Во время разговора с женой Вадима донимал вопрос: почему обратились к нему? Да, он демонстрировал окружающим, какой он хороший, да что там, суперхороший адвокат. Но сам-то знал – по уголовным делам он отнюдь не светило. Понимал, что и другим это известно. Ну, может, кроме мамы.

Так почему?! Это первое, что предстояло выяснить. Второе – за сколько? Садиться в такое дело, не имея не только четкой договоренности по цене, но и твердых гарантий оплаты, было равносильно самоубийству. Процесс мог легко затянуться на полгода, клиент перестанет платить, а отказаться от дела адвокат уже не сможет. Так, по крайней мере, вытекает из закона. Можно, конечно, так захалтурить, что клиент сам пожелает сменить адвоката. Но это означает, что процесс вернется к самому началу, а судье это точно не придется по вкусу. И достаточно будет намека от него родственникам подсудимого, что «мотать тому катушку» и при этом адвокате, и при любом другом, как идея замены защитника умрет на корню.

Третий вопрос, будет ли судья отпускать из процесса хоть изредка в другие дела, встал перед Вадимом, поскольку у него уже было в производстве несколько гражданских дел с неплохими гонорарами. Возвращать деньги не очень-то хотелось…

И наконец, четвертое. Как сложатся отношения с родней и самим подзащитным? Это и в «однодневке» немаловажно, а в большом деле может оказаться важнее всего прочего.

– Знаешь, я, пожалуй, встречусь с ними, а там посмотрим. – Вадим обращался к жене, хотя продолжал разговор сам с собой.

– С кем «с ними»? – отозвалась Лена.

– А? Что?

– Ты сейчас с кем говоришь? – Лена надулась.

– Извини, котенок! – Вадим погладил жену по щеке. – Я и вправду в растерянности. Сначала встречусь с тем, кто звонил, потом – с женой Кузьмичева. Если все нормально, съезжу в тюрьму.

– А Елино? Наш отпуск?

– Я не вместо, я параллельно! – попытался отшутиться Вадим.

– Но сейчас-то мы что делаем?!

– Сейчас мы едем в Елино! А клиенты вечером приедут туда. – Неожиданно Вадим рассмеялся. – Представляешь, меня этот мужик, который звонил, спросил, какой коньяк привезти, а я ему говорю – сливки! Он думал, сливочный ликер, а я объясняю – просто сливки, 10-процентные. По-моему, он уже во мне разочаровался.

– Ну и слава богу!

– А квартиру чем обставлять будем? Он мебельщик…

– Это меняет дело.

Конфликт был исчерпан

Вечером, ровно к восьми, как и договаривались, приехал новый клиент по имени Михаил. Если Вадим, купивший недавно «семерку», гордился своими «Жигулями» как пижонской машиной, то клиент скромно разъезжал на «Мерседесе». Вадим впервые видел человека, у которого был собственный «Мерседес». Да что там «Мерседес», вообще иномарка.

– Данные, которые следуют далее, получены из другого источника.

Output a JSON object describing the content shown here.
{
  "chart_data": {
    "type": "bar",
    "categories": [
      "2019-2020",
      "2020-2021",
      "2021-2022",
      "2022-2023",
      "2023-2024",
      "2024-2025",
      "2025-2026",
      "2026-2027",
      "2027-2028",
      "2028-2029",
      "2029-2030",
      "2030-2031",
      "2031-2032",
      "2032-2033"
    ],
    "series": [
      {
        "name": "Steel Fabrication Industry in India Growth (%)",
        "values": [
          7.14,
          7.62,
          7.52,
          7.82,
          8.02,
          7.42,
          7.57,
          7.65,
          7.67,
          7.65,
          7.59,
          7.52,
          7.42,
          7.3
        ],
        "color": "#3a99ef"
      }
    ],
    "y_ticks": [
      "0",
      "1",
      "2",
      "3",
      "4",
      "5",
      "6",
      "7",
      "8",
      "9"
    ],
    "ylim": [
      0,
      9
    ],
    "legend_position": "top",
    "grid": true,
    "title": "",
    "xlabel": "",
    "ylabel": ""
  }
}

Михаил улыбнулся и первым делом протянул Вадиму два пакетика десятипроцентных сливок.

– С коньяком было бы проще. Даже не представлял, что сливки такой дефицит! – Протянутая для рукопожатия рука оказалась мягкой, слабоватой для мужика. – Но коньяк я на всякий случай тоже прихватил. Французский.

Вадим понял, что задача произвести на адвоката впечатление была для Михаила важнейшей. Но почему? Все больше и больше это походило на провокацию. Зачем? Кому он перешел дорогу? Может, оппонент по какому-то из гражданских процессов решил Вадима «убрать из дела»? Там он действительно был опасен. А как уголовный адвокат – так себе…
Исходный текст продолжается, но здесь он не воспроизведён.